Oklahoma Overview The Oklahoma job market and economy successfully survived the recession due to the state's steady ...
The Oklahoma job market and economy successfully survived the recession due to the state's steady government employment, its oil and gas industry, and the absence of real estate excesses that other areas of the country experienced. Thanks to continued expansion in the energy business, the state economy is expected to strengthen, creating good prospects for the Sooner State's 1.8 million workers.
Oklahoma Job Opportunities
Oklahoma is the third-largest gas-producing state and fifth-largest oil producer in the nation. Besides energy, Oklahoma's leading industries include machinery and metal products.

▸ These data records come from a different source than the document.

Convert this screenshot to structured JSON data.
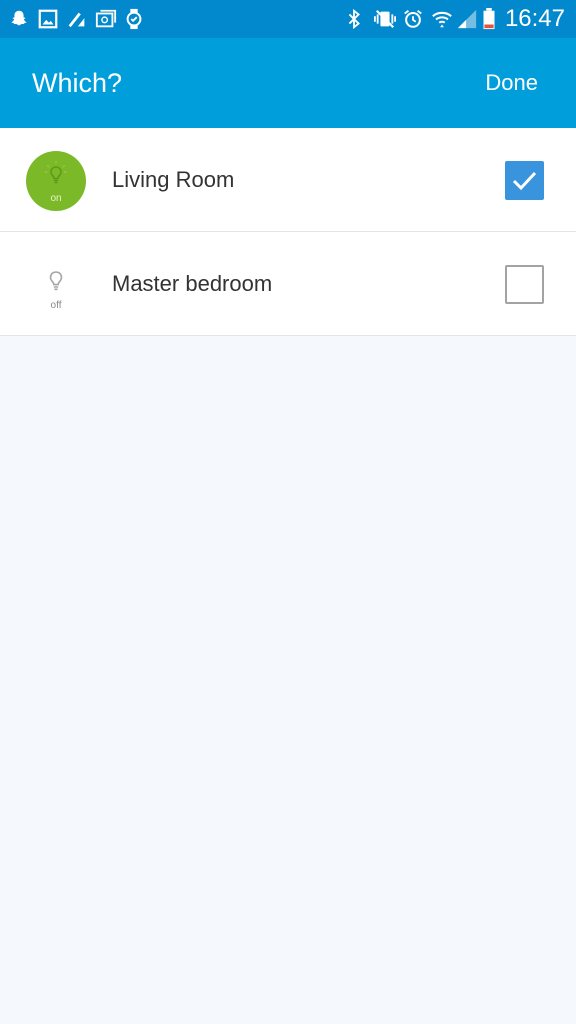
{
  "status_bar": {
    "time": "16:47",
    "left_icons": [
      "snapchat-icon",
      "image-icon",
      "signal-alt-icon",
      "email-icon",
      "watch-icon"
    ],
    "right_icons": [
      "bluetooth-icon",
      "vibrate-icon",
      "alarm-icon",
      "wifi-icon",
      "cell-signal-icon",
      "battery-icon"
    ],
    "color": "#0288cc"
  },
  "app_bar": {
    "title": "Which?",
    "done_label": "Done",
    "color": "#009fdc"
  },
  "devices": [
    {
      "name": "Living Room",
      "state": "on",
      "checked": true,
      "icon": "lightbulb-icon",
      "accent": "#7cb928"
    },
    {
      "name": "Master bedroom",
      "state": "off",
      "checked": false,
      "icon": "lightbulb-icon"
    }
  ],
  "colors": {
    "checkbox_checked": "#3a93dd",
    "background": "#f5f8fc"
  }
}
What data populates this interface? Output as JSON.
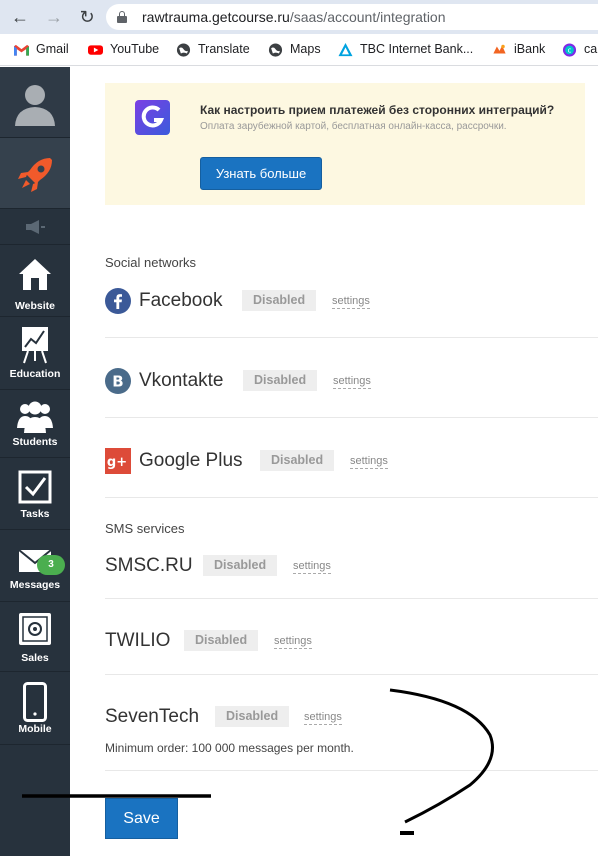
{
  "browser": {
    "url_host": "rawtrauma.getcourse.ru",
    "url_path": "/saas/account/integration",
    "bookmarks": [
      {
        "label": "Gmail",
        "icon": "gmail-icon"
      },
      {
        "label": "YouTube",
        "icon": "youtube-icon"
      },
      {
        "label": "Translate",
        "icon": "globe-icon"
      },
      {
        "label": "Maps",
        "icon": "globe-icon"
      },
      {
        "label": "TBC Internet Bank...",
        "icon": "tbc-icon"
      },
      {
        "label": "iBank",
        "icon": "ibank-icon"
      },
      {
        "label": "ca",
        "icon": "canva-icon"
      }
    ]
  },
  "sidebar": {
    "items": [
      {
        "label": "",
        "icon": "avatar-icon"
      },
      {
        "label": "",
        "icon": "rocket-icon"
      },
      {
        "label": "",
        "icon": "megaphone-icon"
      },
      {
        "label": "Website",
        "icon": "house-icon"
      },
      {
        "label": "Education",
        "icon": "chart-board-icon"
      },
      {
        "label": "Students",
        "icon": "people-icon"
      },
      {
        "label": "Tasks",
        "icon": "checkbox-icon"
      },
      {
        "label": "Messages",
        "icon": "envelope-icon",
        "badge": "3"
      },
      {
        "label": "Sales",
        "icon": "safe-icon"
      },
      {
        "label": "Mobile",
        "icon": "phone-icon"
      }
    ]
  },
  "promo": {
    "title": "Как настроить прием платежей без сторонних интеграций?",
    "subtitle": "Оплата зарубежной картой, бесплатная онлайн-касса, рассрочки.",
    "button": "Узнать больше"
  },
  "social": {
    "title": "Social networks",
    "items": [
      {
        "name": "Facebook",
        "status": "Disabled",
        "settings": "settings"
      },
      {
        "name": "Vkontakte",
        "status": "Disabled",
        "settings": "settings"
      },
      {
        "name": "Google Plus",
        "status": "Disabled",
        "settings": "settings"
      }
    ]
  },
  "sms": {
    "title": "SMS services",
    "items": [
      {
        "name": "SMSC.RU",
        "status": "Disabled",
        "settings": "settings"
      },
      {
        "name": "TWILIO",
        "status": "Disabled",
        "settings": "settings"
      },
      {
        "name": "SevenTech",
        "status": "Disabled",
        "settings": "settings",
        "note": "Minimum order: 100 000 messages per month."
      }
    ]
  },
  "save_label": "Save",
  "colors": {
    "primary": "#1a73c1",
    "sidebar": "#27323d",
    "promo_bg": "#fdf8e1",
    "facebook": "#3b5998",
    "vk": "#4a76a8",
    "gplus": "#dd4b39"
  }
}
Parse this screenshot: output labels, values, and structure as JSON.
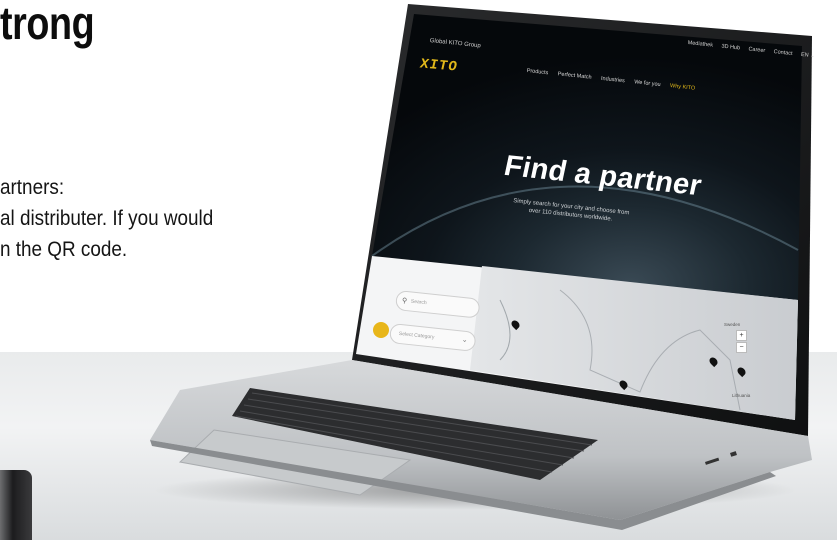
{
  "headline": "trong",
  "body_lines": [
    "artners:",
    "al distributer. If you would",
    "n the QR code."
  ],
  "laptop_screen": {
    "top_left_links": "Global   KITO Group",
    "brand": "XITO",
    "menu": [
      "Products",
      "Perfect Match",
      "Industries",
      "We for you",
      "Why KITO"
    ],
    "utility": [
      "Mediathek",
      "3D Hub",
      "Career",
      "Contact",
      "EN ⌄"
    ],
    "hero_title": "Find a partner",
    "hero_subtitle": "Simply search for your city and choose from over 110 distributors worldwide.",
    "search_placeholder": "Search",
    "select_placeholder": "Select Category",
    "map_labels": [
      "Sweden",
      "Lithuania"
    ],
    "accent_color": "#e1b81a"
  }
}
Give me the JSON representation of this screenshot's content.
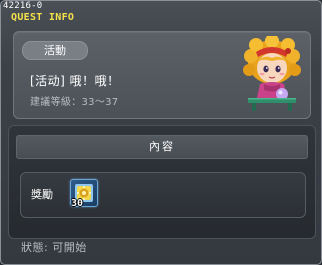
{
  "window": {
    "quest_id": "42216-0",
    "title": "QUEST INFO"
  },
  "info": {
    "badge": "活動",
    "quest_name": "[活动] 哦！哦！",
    "level_label": "建議等級：33～37"
  },
  "content": {
    "header": "內容",
    "reward_label": "獎勵",
    "reward_item": {
      "icon": "reward-item-icon",
      "quantity": "30"
    }
  },
  "status": {
    "text": "狀態:  可開始"
  },
  "colors": {
    "title": "#f5e14a",
    "panel": "#4c5158",
    "content_bg": "#262a2f"
  }
}
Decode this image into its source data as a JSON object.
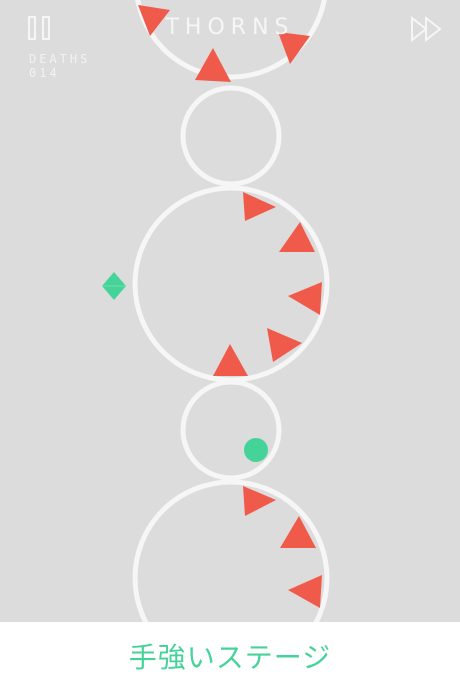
{
  "hud": {
    "level_title": "THORNS",
    "deaths_label": "DEATHS",
    "deaths_count": "014"
  },
  "caption": {
    "text": "手強いステージ"
  },
  "colors": {
    "background": "#dcdcdc",
    "ring": "#f6f6f6",
    "thorn": "#f05a4a",
    "player": "#45d39a",
    "caption_text": "#45d39a"
  },
  "icons": {
    "pause": "pause-icon",
    "fast_forward": "fast-forward-icon",
    "player_ball": "player-ball",
    "checkpoint": "diamond-checkpoint"
  }
}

Its biggest livestock and agricultural products are cattle, wheat, cotton, dairy products, hay and peanuts.
The government sector accounts for 21 percent of employment in Oklahoma. Other critical industries include trade, transportation and utilities and education/health services. The strongest percentage growth has been reported in manufacturing, while many of the industries that account for smaller shares of Oklahoma employment, including financial activities, construction, other services and information services, have seen declining employment.
Oklahoma Employment Trends
Oklahoma's job metrics have been mostly positive for the past few years. The state's unemployment rate, which peaked at only 7.2 percent during the recession, was down to 4.7 percent by June 2012. Oklahoma payrolls declined for only 18 months during the recession and have been increasingly positive since mid-2010. Online recruiting has been strong; Oklahoma is one of the few states where online job opportunities are above prerecession levels.
Moody's Analytics forecasts a 1.3 percent growth in Oklahoma jobs between Q2 2012 and Q2 2013, the same growth rate expected in the US job supply.